A few years ago I had the idea to write a field guide to ending the war on nature, a compendium of the many animals on earth which were threatened with extinction, and what we could do to reverse the trajectory. It was not the book I ended up writing.
There were so many personal stories in my life travels and many with field biologists through the years, that it seemed telling these stories might be the best way to talk about wildlife, their place on earth and the efforts being made to protect them.

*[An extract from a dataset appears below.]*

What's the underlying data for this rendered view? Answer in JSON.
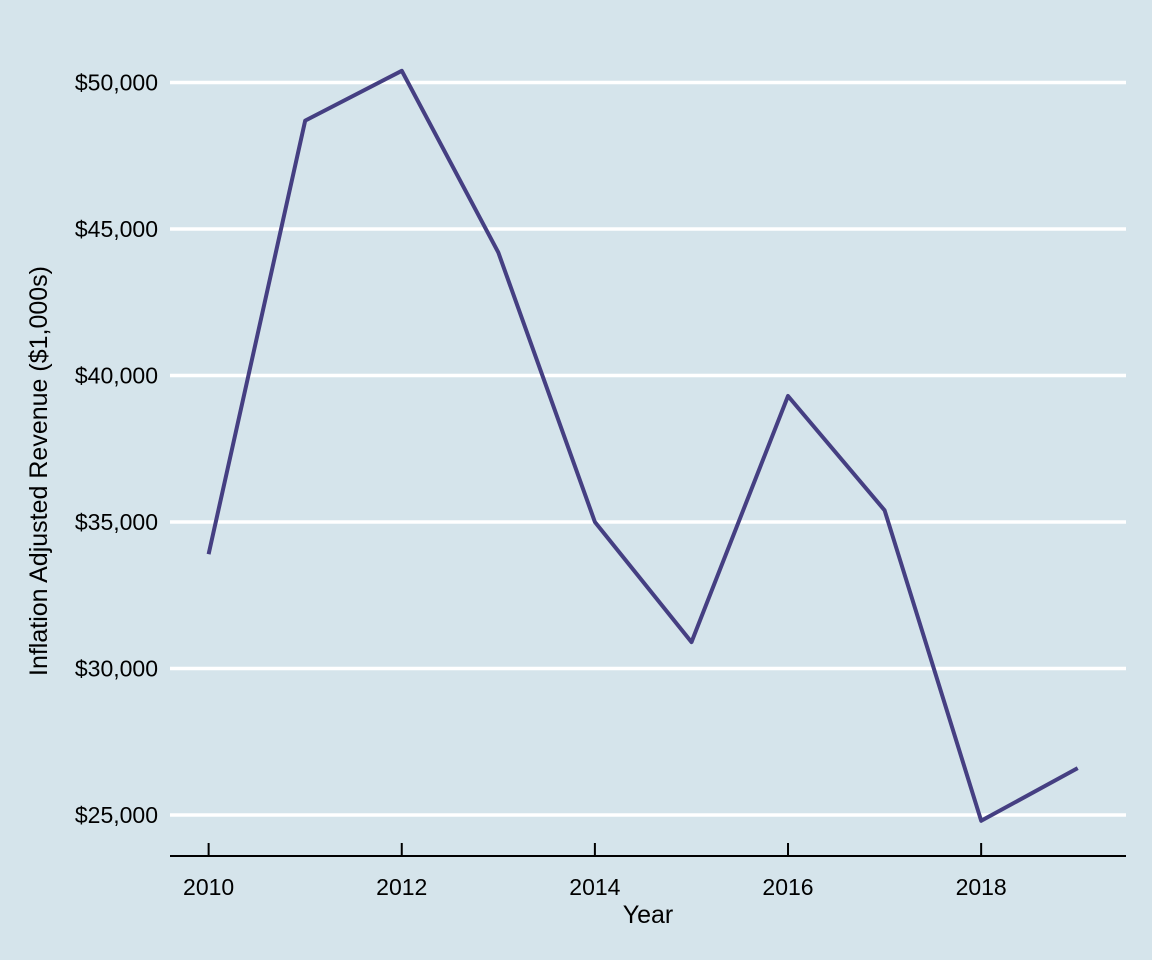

The chapters took on a life of their own and each country I visited, each scientist I encountered studying a species, presented a theme, a blueprint of a problem and its possible solution. “Peru” became about a scraggly little tree called the polylepsis high in the Andes which supported a few hundred Royal Cinclodes thrushes while the people decimated it for much needed firewood. “Bahamas” was about protecting a few remote cays so the endangered Piping Plover wintering there could return safely to its breeding grounds in the USA in the spring. “Newfoundland” told the story of one Cod fisherman whose way of life ended with the collapse of the fish due to greed that once fed much of the western world.
It is also the story of my birth as a conservationist, the people who influenced my thinking, and my life in wildlife. When I fell in love with birds it was natural for me to want to protect them. It is as simple as that. Conservation is a process, not an event, as the great field biologist George Schaller says. It is ongoing. It is about staying the course to end harmful chemicals in our air, water and soil, to keep forests, fields and shores safe from over development and excessive human incursion. It is about curbing carbon emissions into the atmosphere to mitigate climate extremes and leave a viable planet for our children’s children and the animals and other natural resources we live with and depend on.